Aber sie wusste auch um die Entfremdung, die zwischen einem Menschengeschöpf und seinem Schöpfer steht. Wir haben es vorhin in der Psalmlesung gehört: Die Sünde wirkt sich von Anfang an als dunkle Macht im Leben aus und bewirkt, dass es in dieser Welt endlich ist. Würde diese dunkle Macht an ihr Ziel kommen, dann hätte der Tod das letzte Wort über jeden Menschen, und dann wäre das Grab tatsächlich die letzte Ruhe.
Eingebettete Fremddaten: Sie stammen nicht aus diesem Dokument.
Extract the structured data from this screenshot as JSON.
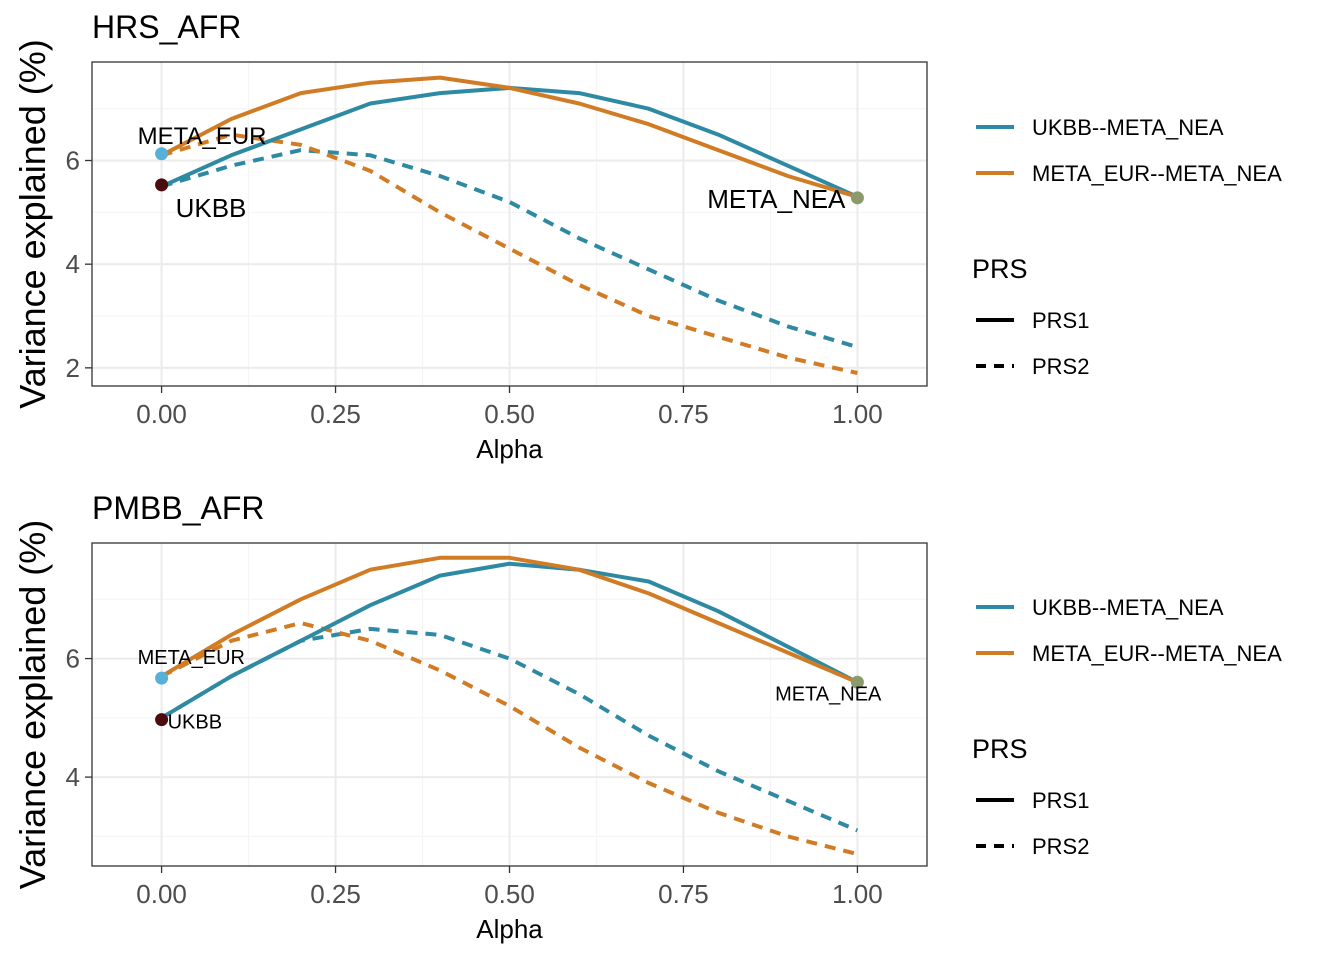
{
  "colors": {
    "teal": "#2E8AA3",
    "orange": "#D17C25",
    "ukbb_point": "#4A0C0C",
    "meta_eur_point": "#56B1DA",
    "meta_nea_point": "#8A9A6A",
    "grid_major": "#EBEBEB",
    "grid_minor": "#F5F5F5",
    "panel_border": "#333333"
  },
  "chart_data": [
    {
      "type": "line",
      "title": "HRS_AFR",
      "xlabel": "Alpha",
      "ylabel": "Variance explained (%)",
      "xlim": [
        -0.1,
        1.1
      ],
      "ylim": [
        1.65,
        7.9
      ],
      "x_ticks": [
        "0.00",
        "0.25",
        "0.50",
        "0.75",
        "1.00"
      ],
      "y_ticks": [
        "2",
        "4",
        "6"
      ],
      "x": [
        0,
        0.1,
        0.2,
        0.3,
        0.4,
        0.5,
        0.6,
        0.7,
        0.8,
        0.9,
        1.0
      ],
      "series": [
        {
          "pair": "UKBB--META_NEA",
          "prs": "PRS1",
          "values": [
            5.5,
            6.1,
            6.6,
            7.1,
            7.3,
            7.4,
            7.3,
            7.0,
            6.5,
            5.9,
            5.3
          ]
        },
        {
          "pair": "META_EUR--META_NEA",
          "prs": "PRS1",
          "values": [
            6.1,
            6.8,
            7.3,
            7.5,
            7.6,
            7.4,
            7.1,
            6.7,
            6.2,
            5.7,
            5.3
          ]
        },
        {
          "pair": "UKBB--META_NEA",
          "prs": "PRS2",
          "values": [
            5.5,
            5.9,
            6.2,
            6.1,
            5.7,
            5.2,
            4.5,
            3.9,
            3.3,
            2.8,
            2.4
          ]
        },
        {
          "pair": "META_EUR--META_NEA",
          "prs": "PRS2",
          "values": [
            6.1,
            6.5,
            6.3,
            5.8,
            5.0,
            4.3,
            3.6,
            3.0,
            2.6,
            2.2,
            1.9
          ]
        }
      ],
      "points": [
        {
          "label": "UKBB",
          "x": 0,
          "y": 5.53,
          "color_key": "ukbb_point"
        },
        {
          "label": "META_EUR",
          "x": 0,
          "y": 6.13,
          "color_key": "meta_eur_point"
        },
        {
          "label": "META_NEA",
          "x": 1,
          "y": 5.28,
          "color_key": "meta_nea_point"
        }
      ],
      "legend": {
        "pair_items": [
          "UKBB--META_NEA",
          "META_EUR--META_NEA"
        ],
        "prs_title": "PRS",
        "prs_items": [
          "PRS1",
          "PRS2"
        ]
      }
    },
    {
      "type": "line",
      "title": "PMBB_AFR",
      "xlabel": "Alpha",
      "ylabel": "Variance explained (%)",
      "xlim": [
        -0.1,
        1.1
      ],
      "ylim": [
        2.5,
        7.95
      ],
      "x_ticks": [
        "0.00",
        "0.25",
        "0.50",
        "0.75",
        "1.00"
      ],
      "y_ticks": [
        "4",
        "6"
      ],
      "x": [
        0,
        0.1,
        0.2,
        0.3,
        0.4,
        0.5,
        0.6,
        0.7,
        0.8,
        0.9,
        1.0
      ],
      "series": [
        {
          "pair": "UKBB--META_NEA",
          "prs": "PRS1",
          "values": [
            5.0,
            5.7,
            6.3,
            6.9,
            7.4,
            7.6,
            7.5,
            7.3,
            6.8,
            6.2,
            5.6
          ]
        },
        {
          "pair": "META_EUR--META_NEA",
          "prs": "PRS1",
          "values": [
            5.7,
            6.4,
            7.0,
            7.5,
            7.7,
            7.7,
            7.5,
            7.1,
            6.6,
            6.1,
            5.6
          ]
        },
        {
          "pair": "UKBB--META_NEA",
          "prs": "PRS2",
          "values": [
            5.0,
            5.7,
            6.3,
            6.5,
            6.4,
            6.0,
            5.4,
            4.7,
            4.1,
            3.6,
            3.1
          ]
        },
        {
          "pair": "META_EUR--META_NEA",
          "prs": "PRS2",
          "values": [
            5.7,
            6.3,
            6.6,
            6.3,
            5.8,
            5.2,
            4.5,
            3.9,
            3.4,
            3.0,
            2.7
          ]
        }
      ],
      "points": [
        {
          "label": "UKBB",
          "x": 0,
          "y": 4.97,
          "color_key": "ukbb_point"
        },
        {
          "label": "META_EUR",
          "x": 0,
          "y": 5.67,
          "color_key": "meta_eur_point"
        },
        {
          "label": "META_NEA",
          "x": 1,
          "y": 5.6,
          "color_key": "meta_nea_point"
        }
      ],
      "legend": {
        "pair_items": [
          "UKBB--META_NEA",
          "META_EUR--META_NEA"
        ],
        "prs_title": "PRS",
        "prs_items": [
          "PRS1",
          "PRS2"
        ]
      }
    }
  ]
}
Gott will das nicht. Gott will nicht den Tod des von ihm entfremdeten Menschen, das hat er ausdrücklich gesagt. Gott will auch nicht, dass unsere Verstorbene endgültig tot bleibt, sondern er will, dass sie zum ewigen Leben aufersteht. Darum hat er sie persönlich ins Himmelreich gerufen. Das ist der zweite Satz unseres Prophetenworts: „Ich habe dich bei deinem Namen gerufen.“ Nicht lange nach ihrer Geburt ist das geschehen, und zwar genau am Tag ihrer Taufe. Da ist sie aufgenommen worden in Gottes Reich. Zu der Zeit war es noch üblich, dass bei der Taufe der Name eines Kindes zum ersten Mal öffentlich genannt wurde (darum nennt man bis heute eine Namensgebungszeremonie auch „Taufe“). Da ist sie „wiedergeboren worden aus Wasser und Geist“, wie es in der Bibel heißt (Joh. 3,5). Da hat Gott selbst die Entfremdung der Sünde überwunden. Wir können auch sagen: Da hat er unsere Verstorbene erlöst.
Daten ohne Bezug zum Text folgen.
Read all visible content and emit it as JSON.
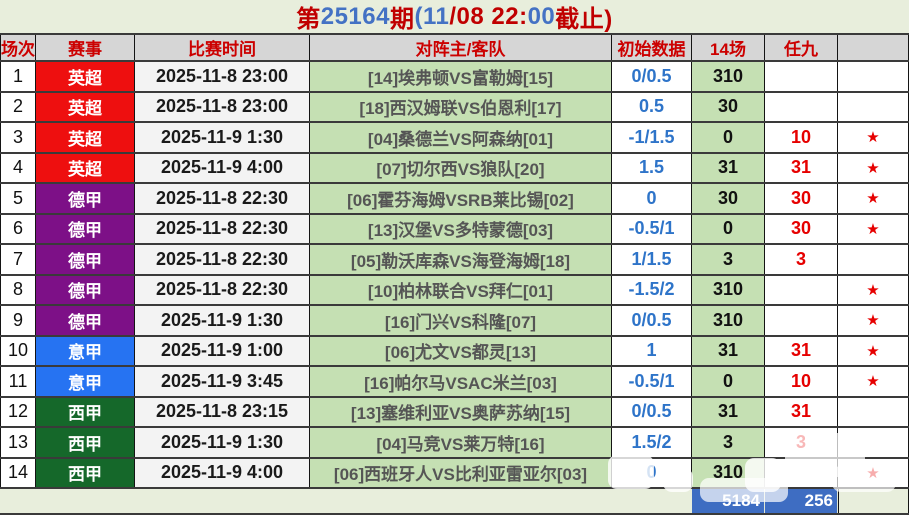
{
  "page": {
    "title_segments": [
      {
        "text": "第",
        "color": "#c00000"
      },
      {
        "text": "25164",
        "color": "#4472c4"
      },
      {
        "text": "期 ",
        "color": "#c00000"
      },
      {
        "text": "(11",
        "color": "#4472c4"
      },
      {
        "text": "/08 22:",
        "color": "#c00000"
      },
      {
        "text": "00",
        "color": "#4472c4"
      },
      {
        "text": " 截止)",
        "color": "#c00000"
      }
    ],
    "colors": {
      "background": "#e8eedc",
      "header_bg": "#d6d6d6",
      "header_text": "#cc0000",
      "match_cell_bg": "#c5e0b3",
      "time_cell_bg": "#f3f3f3",
      "initial_data_text": "#2e74c9",
      "r9_text": "#e60000",
      "footer_blue": "#3e6dc2"
    }
  },
  "columns": [
    "场次",
    "赛事",
    "比赛时间",
    "对阵主/客队",
    "初始数据",
    "14场",
    "任九",
    ""
  ],
  "league_colors": {
    "英超": "#ee0f0f",
    "德甲": "#7d1087",
    "意甲": "#2673f2",
    "西甲": "#15682a"
  },
  "star_icon": "★",
  "rows": [
    {
      "no": "1",
      "league": "英超",
      "time": "2025-11-8 23:00",
      "match": "[14]埃弗顿VS富勒姆[15]",
      "initial": "0/0.5",
      "c14": "310",
      "r9": "",
      "star": false
    },
    {
      "no": "2",
      "league": "英超",
      "time": "2025-11-8 23:00",
      "match": "[18]西汉姆联VS伯恩利[17]",
      "initial": "0.5",
      "c14": "30",
      "r9": "",
      "star": false
    },
    {
      "no": "3",
      "league": "英超",
      "time": "2025-11-9 1:30",
      "match": "[04]桑德兰VS阿森纳[01]",
      "initial": "-1/1.5",
      "c14": "0",
      "r9": "10",
      "star": true
    },
    {
      "no": "4",
      "league": "英超",
      "time": "2025-11-9 4:00",
      "match": "[07]切尔西VS狼队[20]",
      "initial": "1.5",
      "c14": "31",
      "r9": "31",
      "star": true
    },
    {
      "no": "5",
      "league": "德甲",
      "time": "2025-11-8 22:30",
      "match": "[06]霍芬海姆VSRB莱比锡[02]",
      "initial": "0",
      "c14": "30",
      "r9": "30",
      "star": true
    },
    {
      "no": "6",
      "league": "德甲",
      "time": "2025-11-8 22:30",
      "match": "[13]汉堡VS多特蒙德[03]",
      "initial": "-0.5/1",
      "c14": "0",
      "r9": "30",
      "star": true
    },
    {
      "no": "7",
      "league": "德甲",
      "time": "2025-11-8 22:30",
      "match": "[05]勒沃库森VS海登海姆[18]",
      "initial": "1/1.5",
      "c14": "3",
      "r9": "3",
      "star": false
    },
    {
      "no": "8",
      "league": "德甲",
      "time": "2025-11-8 22:30",
      "match": "[10]柏林联合VS拜仁[01]",
      "initial": "-1.5/2",
      "c14": "310",
      "r9": "",
      "star": true
    },
    {
      "no": "9",
      "league": "德甲",
      "time": "2025-11-9 1:30",
      "match": "[16]门兴VS科隆[07]",
      "initial": "0/0.5",
      "c14": "310",
      "r9": "",
      "star": true
    },
    {
      "no": "10",
      "league": "意甲",
      "time": "2025-11-9 1:00",
      "match": "[06]尤文VS都灵[13]",
      "initial": "1",
      "c14": "31",
      "r9": "31",
      "star": true
    },
    {
      "no": "11",
      "league": "意甲",
      "time": "2025-11-9 3:45",
      "match": "[16]帕尔马VSAC米兰[03]",
      "initial": "-0.5/1",
      "c14": "0",
      "r9": "10",
      "star": true
    },
    {
      "no": "12",
      "league": "西甲",
      "time": "2025-11-8 23:15",
      "match": "[13]塞维利亚VS奥萨苏纳[15]",
      "initial": "0/0.5",
      "c14": "31",
      "r9": "31",
      "star": false
    },
    {
      "no": "13",
      "league": "西甲",
      "time": "2025-11-9 1:30",
      "match": "[04]马竞VS莱万特[16]",
      "initial": "1.5/2",
      "c14": "3",
      "r9": "3",
      "star": false
    },
    {
      "no": "14",
      "league": "西甲",
      "time": "2025-11-9 4:00",
      "match": "[06]西班牙人VS比利亚雷亚尔[03]",
      "initial": "0",
      "c14": "310",
      "r9": "",
      "star": true
    }
  ],
  "footer": {
    "c14_total": "5184",
    "r9_total": "256"
  }
}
Damit sind wir beim drittletzten Satz unseres Prophetenworts: „Ich habe dich erlöst.“ Eigentlich hat Gott das getan lange bevor unsere Verstorbene überhaupt geboren war. Er erlöste sie und alle Menschen, indem er selbst ein Mensch wurde in Jesus Christus. Er erlöste sie und alle Menschen, indem er sich selbst der Sterblichkeit unterwarf. Er erlöste sie und alle Menschen, indem Jesus am Kreuz von Golgatha die bittere Gottesferne durchlitt, die die Sünde mit sich bringt. Was für ein unvorstellbares Erlösungswerk! Menschen hätten sich das niemals augedacht: Der Gottessohn erlebt und erleidet den Fluch, von Gott verlassen zu sein, und erlöst so die ganze Menschheit! Die Frucht dieser Erlösung wird jedem Menschen persönlich übereignet, wenn er getauft wird. So ist die Taufe das Siegel auch über dem Leben, dessen irdisches Ende wir hier bedenken.
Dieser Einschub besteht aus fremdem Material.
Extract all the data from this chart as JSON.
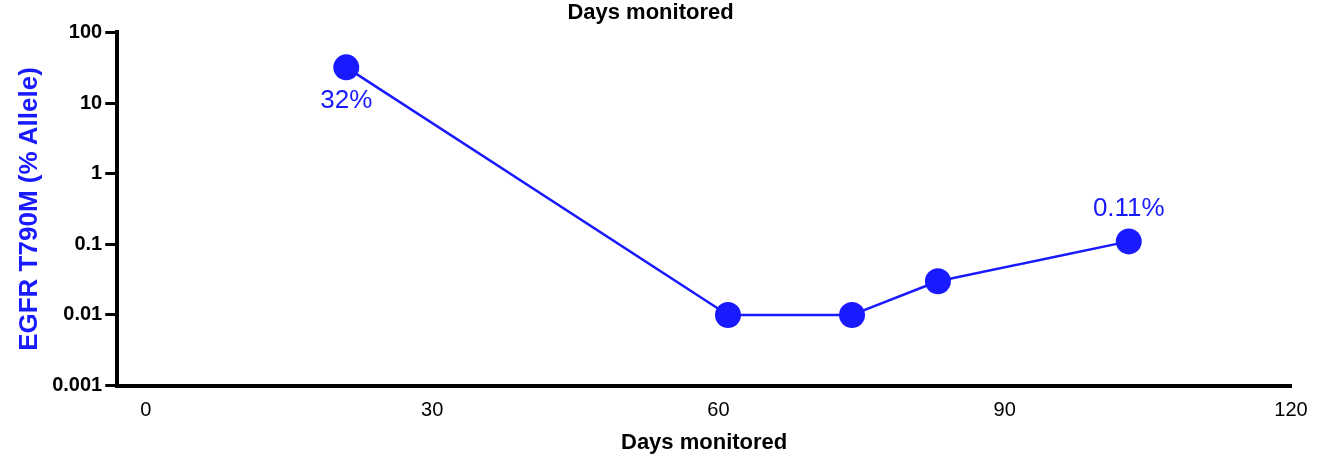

Die Verstorbene hat das Geschenk der Taufe im Glauben angenommen und ihr Leben lang wert geschätzt. Sie bekannte sich dazu in der Konfirmation, sie hielt sich zur christlichen Gemeinde, sie empfing immer wieder das Sakrament des Altars. Damit besaß sie etwas, das alle Furcht vertreiben kann. Folgerichtig lautet der erste Satz des Prophetenworts: „Fürchte dich nicht!“ Wer glaubt, dass Gott ihn geschaffen und durch Jesus erlöst hat, der braucht keine Angst zu haben. Er braucht sich nicht zu fürchten – weder vor den Wechselfällen des Lebens noch vor dem Tod noch vor Gottes Gericht. Zwar wird Gott einmal jeden Menschen zur Rechenschaft ziehen – unsere Verstorbene ebenso wie jeden einzelnen von uns, die wir hier versammelt sind. Wer aber auf Jesus vertraut und auf seine Erlösung, der kann gewiss sein: Gottes Gnade wird in diesem Gericht triumphieren, und ich darf in die ewige Seligkeit eingehen.
In dieser Hoffnung nehmen wir nun auch Abschied von unserer Verstorbenen. Wir vertrauen darauf, dass sie mit einem neuen gesunden Leib auferstehen wird und dass sie dann im Himmel mit Christus und vielen lieben Mitchristen wiedervereinigt sein wird. Tränen, Krankheit, Leid und Sünde wird es da nicht mehr geben, sondern nur noch Freude und Gotteslob. Ja, darauf vertrauen wir, denn Gott hat es versprochen. Amen.